Rifar regarda Bayne grimper sur le banc de son chariot.

— La déesse de l’amour, ma foi, elle la représente bien en effet.

— Eh ! Ne la matez pas comme ça !

Meghare ponctua sa protestation d’une petite tape sur le bras du cavalier. Sans comprendre pourquoi, Rifar éprouva de la gène. Pourtant, il n’était pas du genre à ménager ses plaisirs. Il n’avait pas honte, dans son pays ou sur les routes, à inviter des femmes dans son lit. Il n’avait pas non plus pour habitude d’ignorer celles qui lui offraient leurs charmes. Il avait eut de nombreuses maîtresses et n’hésitait pas à fréquenter les demi-mondaines. Et si Meghare avait raison, que Bayne était la prêtresse de Nertali, il se pourrait bien qu’il honore sa couche une prochaine nuit.

— Une dernière question, reprit-il, Bayne est-il une éparchie importante ?

— Comme toutes les provinces frontalières du Sangär, elle comporte une garnison importante qui protège Burgill de leurs pillages. Et elle produit beaucoup de vin, principalement rouge.

De mieux en mieux. Il allait vraiment falloir qu’il passe du temps avec Bayne. Et pas seulement pour prendre du plaisir ensemble.

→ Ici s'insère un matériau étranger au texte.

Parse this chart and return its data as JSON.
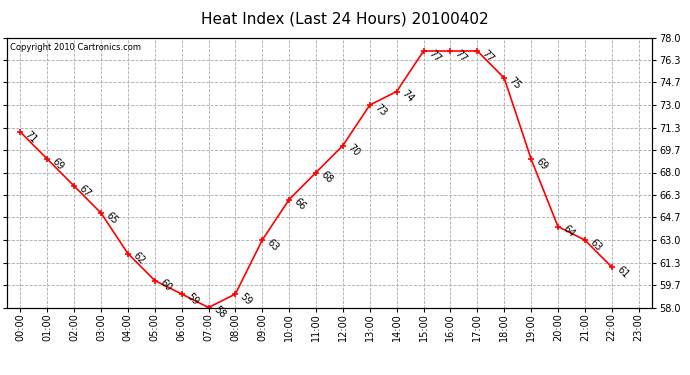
{
  "title": "Heat Index (Last 24 Hours) 20100402",
  "copyright": "Copyright 2010 Cartronics.com",
  "hours": [
    0,
    1,
    2,
    3,
    4,
    5,
    6,
    7,
    8,
    9,
    10,
    11,
    12,
    13,
    14,
    15,
    16,
    17,
    18,
    19,
    20,
    21,
    22,
    23
  ],
  "values": [
    71,
    69,
    67,
    65,
    62,
    60,
    59,
    58,
    59,
    63,
    66,
    68,
    70,
    73,
    74,
    77,
    77,
    77,
    75,
    69,
    64,
    63,
    61,
    null
  ],
  "ylim": [
    58.0,
    78.0
  ],
  "yticks": [
    58.0,
    59.7,
    61.3,
    63.0,
    64.7,
    66.3,
    68.0,
    69.7,
    71.3,
    73.0,
    74.7,
    76.3,
    78.0
  ],
  "line_color": "red",
  "marker": "+",
  "marker_color": "red",
  "bg_color": "white",
  "grid_color": "#aaaaaa",
  "title_fontsize": 11,
  "label_fontsize": 7,
  "anno_fontsize": 7,
  "x_hour_labels": [
    "00:00",
    "01:00",
    "02:00",
    "03:00",
    "04:00",
    "05:00",
    "06:00",
    "07:00",
    "08:00",
    "09:00",
    "10:00",
    "11:00",
    "12:00",
    "13:00",
    "14:00",
    "15:00",
    "16:00",
    "17:00",
    "18:00",
    "19:00",
    "20:00",
    "21:00",
    "22:00",
    "23:00"
  ]
}
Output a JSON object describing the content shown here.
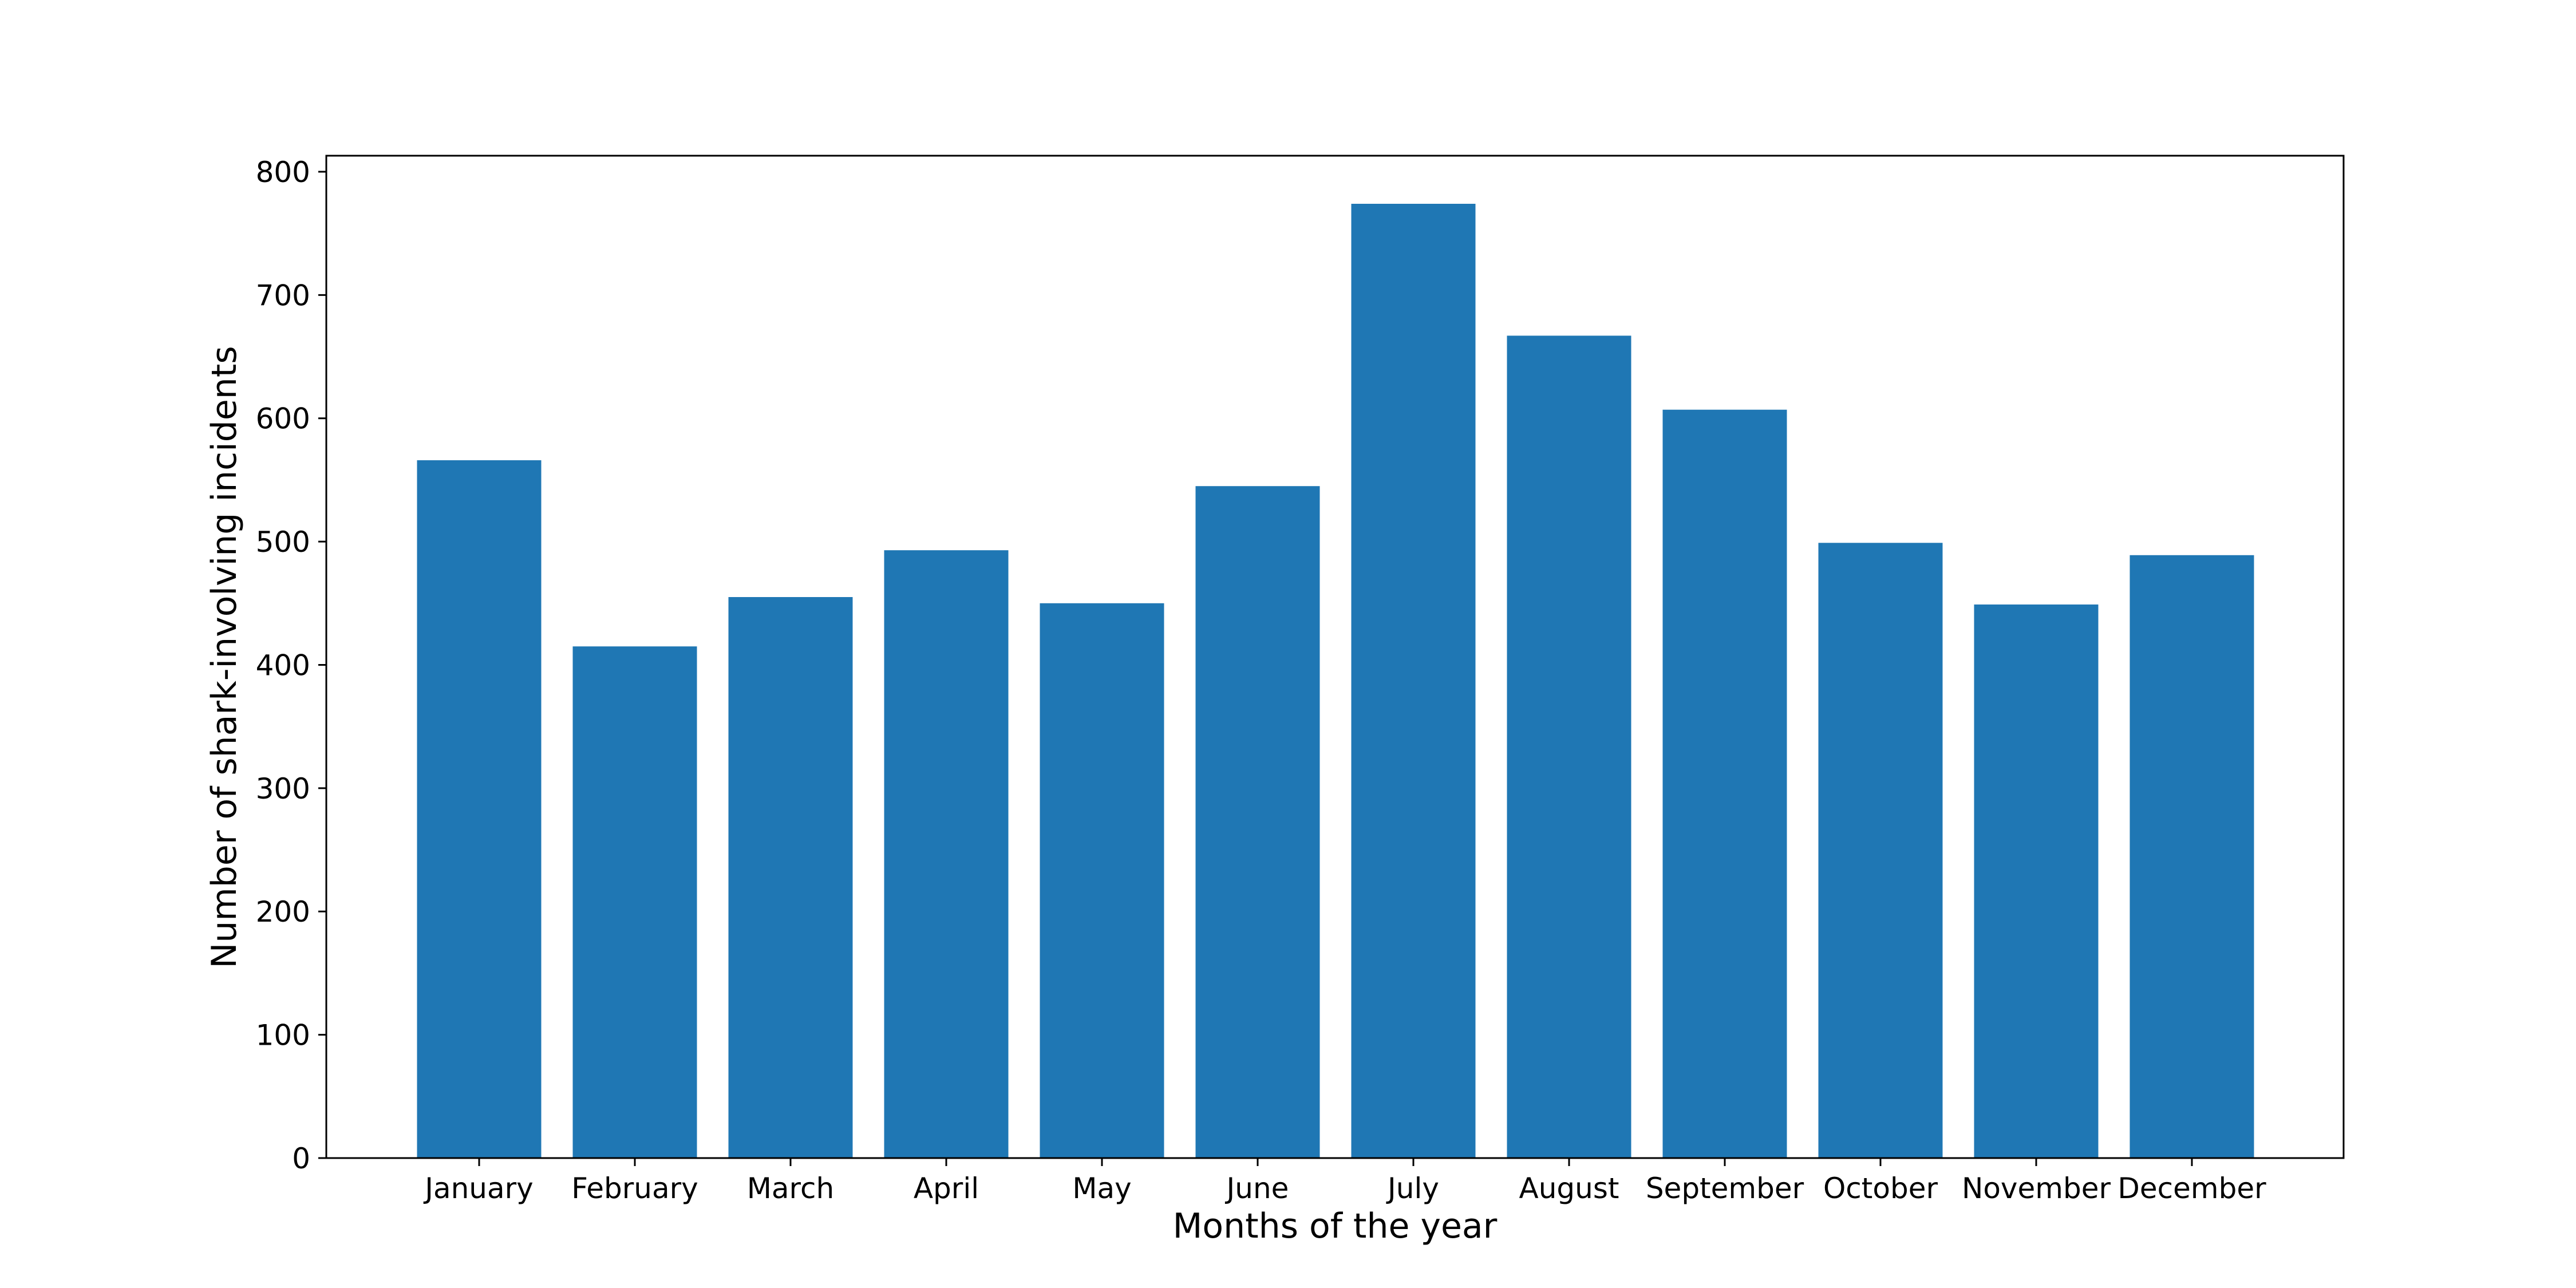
{
  "chart_data": {
    "type": "bar",
    "title": "",
    "xlabel": "Months of the year",
    "ylabel": "Number of shark-involving incidents",
    "categories": [
      "January",
      "February",
      "March",
      "April",
      "May",
      "June",
      "July",
      "August",
      "September",
      "October",
      "November",
      "December"
    ],
    "values": [
      566,
      415,
      455,
      493,
      450,
      545,
      774,
      667,
      607,
      499,
      449,
      489
    ],
    "ylim": [
      0,
      813
    ],
    "yticks": [
      0,
      100,
      200,
      300,
      400,
      500,
      600,
      700,
      800
    ],
    "grid": false,
    "legend": "none",
    "bar_color": "#1f77b4",
    "axis_color": "#000000"
  }
}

Une éparque puissante qu’il pourrait mettre dans sa poche s’il se montrait à la hauteur. Elle se révélait finalement bien plus intéressante qu’il ne l’avait cru au premier abord.

Après que les modalités d’intégration des nouveaux venus furent établies, la caravane se remit en route. Les soldats de Bayne se placèrent sous les ordres de Rifar. Ils chevaucheraient en tête, pour éliminer les éventuelles menaces qui pourraient se trouver devant eux. Ainsi protégé, il y avait peu de chance que quiconque s’en prenne au convoi, même une escouade de l’armée du pays qui serait révulsée par le comportement indécent des femmes qui voyageaient en leur sein. Meghare choisit de voyager à côté de Rifar, ce qui rendit ce dernier joyeux.

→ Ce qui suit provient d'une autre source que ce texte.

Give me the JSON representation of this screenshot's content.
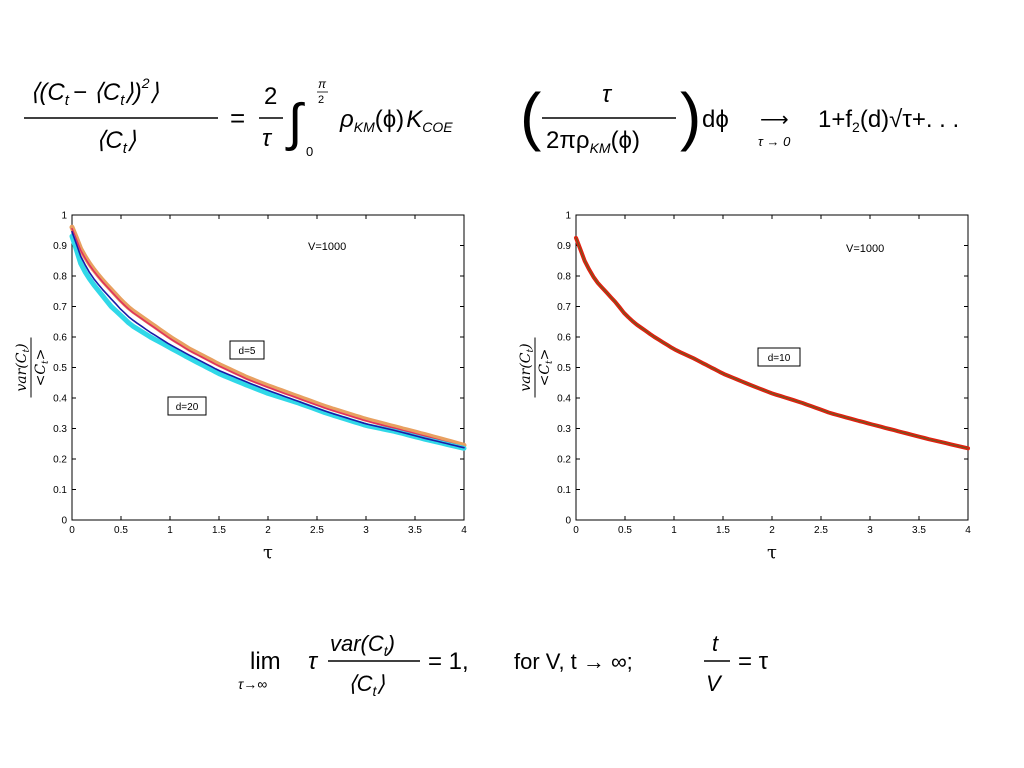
{
  "equations": {
    "top": {
      "lhs_num": "⟨(C",
      "lhs_num_rest": "− ⟨C",
      "lhs_den": "⟨C",
      "t": "t",
      "eq_sign": "=",
      "coef_num": "2",
      "coef_den": "τ",
      "int_upper": "π",
      "int_upper_den": "2",
      "int_lower": "0",
      "rho": "ρ",
      "km": "KM",
      "phi": "(ϕ)",
      "K": "K",
      "coe": "COE",
      "frac_num": "τ",
      "frac_den": "2πρ",
      "dphi": "dϕ",
      "arrow_sub": "τ → 0",
      "rhs": "1+f",
      "rhs_sub": "2",
      "rhs_rest": "(d)√τ+. . ."
    },
    "bottom": {
      "lim": "lim",
      "lim_sub": "τ→∞",
      "tau": "τ",
      "var_num": "var(C",
      "var_den": "⟨C",
      "t": "t",
      "eq_one": "= 1,",
      "for_text": "for V, t → ∞;",
      "t_num": "t",
      "V_den": "V",
      "eq_tau": "= τ"
    }
  },
  "chart_data": [
    {
      "type": "line",
      "xlim": [
        0,
        4
      ],
      "ylim": [
        0,
        1
      ],
      "xticks": [
        0,
        0.5,
        1,
        1.5,
        2,
        2.5,
        3,
        3.5,
        4
      ],
      "yticks": [
        0,
        0.1,
        0.2,
        0.3,
        0.4,
        0.5,
        0.6,
        0.7,
        0.8,
        0.9,
        1
      ],
      "xtick_labels": [
        "0",
        "0.5",
        "1",
        "1.5",
        "2",
        "2.5",
        "3",
        "3.5",
        "4"
      ],
      "ytick_labels": [
        "0",
        "0.1",
        "0.2",
        "0.3",
        "0.4",
        "0.5",
        "0.6",
        "0.7",
        "0.8",
        "0.9",
        "1"
      ],
      "xlabel": "τ",
      "ylabel_num": "var(C",
      "ylabel_den": "<C",
      "ylabel_sub": "t",
      "annotation": "V=1000",
      "labels": [
        "d=5",
        "d=20"
      ],
      "grid": false,
      "series": [
        {
          "color": "#e8a060",
          "x": [
            0,
            0.1,
            0.2,
            0.3,
            0.4,
            0.5,
            0.6,
            0.8,
            1.0,
            1.2,
            1.5,
            1.8,
            2.0,
            2.3,
            2.6,
            3.0,
            3.3,
            3.6,
            4.0
          ],
          "y": [
            0.96,
            0.88,
            0.83,
            0.79,
            0.755,
            0.72,
            0.69,
            0.645,
            0.6,
            0.56,
            0.51,
            0.465,
            0.44,
            0.405,
            0.37,
            0.33,
            0.305,
            0.28,
            0.245
          ]
        },
        {
          "color": "#e03060",
          "x": [
            0,
            0.1,
            0.2,
            0.3,
            0.4,
            0.5,
            0.6,
            0.8,
            1.0,
            1.2,
            1.5,
            1.8,
            2.0,
            2.3,
            2.6,
            3.0,
            3.3,
            3.6,
            4.0
          ],
          "y": [
            0.955,
            0.875,
            0.825,
            0.785,
            0.75,
            0.715,
            0.685,
            0.64,
            0.595,
            0.555,
            0.505,
            0.46,
            0.435,
            0.4,
            0.365,
            0.325,
            0.3,
            0.275,
            0.24
          ]
        },
        {
          "color": "#30d8e8",
          "x": [
            0,
            0.1,
            0.2,
            0.3,
            0.4,
            0.5,
            0.6,
            0.8,
            1.0,
            1.2,
            1.5,
            1.8,
            2.0,
            2.3,
            2.6,
            3.0,
            3.3,
            3.6,
            4.0
          ],
          "y": [
            0.93,
            0.83,
            0.78,
            0.74,
            0.7,
            0.67,
            0.64,
            0.6,
            0.565,
            0.53,
            0.48,
            0.44,
            0.415,
            0.385,
            0.35,
            0.31,
            0.29,
            0.265,
            0.235
          ]
        },
        {
          "color": "#1a1aa8",
          "x": [
            0,
            0.1,
            0.2,
            0.3,
            0.4,
            0.5,
            0.6,
            0.8,
            1.0,
            1.2,
            1.5,
            1.8,
            2.0,
            2.3,
            2.6,
            3.0,
            3.3,
            3.6,
            4.0
          ],
          "y": [
            0.945,
            0.855,
            0.8,
            0.76,
            0.725,
            0.69,
            0.66,
            0.615,
            0.575,
            0.54,
            0.49,
            0.45,
            0.425,
            0.39,
            0.355,
            0.315,
            0.293,
            0.268,
            0.237
          ]
        }
      ]
    },
    {
      "type": "line",
      "xlim": [
        0,
        4
      ],
      "ylim": [
        0,
        1
      ],
      "xticks": [
        0,
        0.5,
        1,
        1.5,
        2,
        2.5,
        3,
        3.5,
        4
      ],
      "yticks": [
        0,
        0.1,
        0.2,
        0.3,
        0.4,
        0.5,
        0.6,
        0.7,
        0.8,
        0.9,
        1
      ],
      "xtick_labels": [
        "0",
        "0.5",
        "1",
        "1.5",
        "2",
        "2.5",
        "3",
        "3.5",
        "4"
      ],
      "ytick_labels": [
        "0",
        "0.1",
        "0.2",
        "0.3",
        "0.4",
        "0.5",
        "0.6",
        "0.7",
        "0.8",
        "0.9",
        "1"
      ],
      "xlabel": "τ",
      "ylabel_num": "var(C",
      "ylabel_den": "<C",
      "ylabel_sub": "t",
      "annotation": "V=1000",
      "labels": [
        "d=10"
      ],
      "grid": false,
      "series": [
        {
          "color": "#e02010",
          "x": [
            0,
            0.1,
            0.2,
            0.3,
            0.4,
            0.5,
            0.6,
            0.8,
            1.0,
            1.2,
            1.5,
            1.8,
            2.0,
            2.3,
            2.6,
            3.0,
            3.3,
            3.6,
            4.0
          ],
          "y": [
            0.925,
            0.84,
            0.785,
            0.75,
            0.715,
            0.675,
            0.645,
            0.6,
            0.56,
            0.53,
            0.48,
            0.44,
            0.415,
            0.385,
            0.35,
            0.315,
            0.29,
            0.265,
            0.235
          ]
        },
        {
          "color": "#606020",
          "x": [
            0,
            0.1,
            0.2,
            0.3,
            0.4,
            0.5,
            0.6,
            0.8,
            1.0,
            1.2,
            1.5,
            1.8,
            2.0,
            2.3,
            2.6,
            3.0,
            3.3,
            3.6,
            4.0
          ],
          "y": [
            0.925,
            0.84,
            0.785,
            0.75,
            0.715,
            0.675,
            0.645,
            0.6,
            0.56,
            0.53,
            0.48,
            0.44,
            0.415,
            0.385,
            0.35,
            0.315,
            0.29,
            0.265,
            0.235
          ]
        }
      ]
    }
  ]
}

— Vos compagnons ne vont pas s’énerver de ce que vous restiez avec moi, demanda-t-il.

— Je ne suis pas à leur service, expliqua Meghare, je ne fais que profiter de leur protection pendant mon retour chez moi.

— Une guerrière libre du niveau de Ksaten et une ancienne guerrière suffisamment habile pour disposer d’armes évoluées, il est difficile d’être plus en sécurité. Sans compter qu’il s’agit de stolzint. À masse égale, leurs muscles sont plus puissants que les nôtres. Si je devais me battre, je préférerais les avoir à mes côtés qu’en face.

— C’est vrai que je me sens en sécurité avec elles. Et pourtant, Ksaten ressemble à une poupée, toute menue qu’elle est. Et si Saalyn est plus musclée, elle est aussi très belle.

— Ksaten n’est pas menue. C’est vous les Naytains qui êtes grands. Et sa réputation n’est plus à faire. Quand elle se met en chasse, la seule chance de sa cible est de se constituer prisonnier au premier consulat helarieal avant qu’elle ne la trouve.

— Elle n’a pas l’air si terrible pourtant.

— Détrompez-vous, la contredit Rifar. Vous avez bien dormi cette nuit. Aucun de mes hommes n’est venu vous embêter. Pourtant ce ne sont pas des saints.

— C’est vrai.

— À votre avis, pourquoi ?

Sur le signal de Posasten, la caravane se remit en route, les obligeant à interrompre leur conversation. Cependant, Meghare ne réintégra pas la queue du convoi, pour la plus grande joie de Rifar.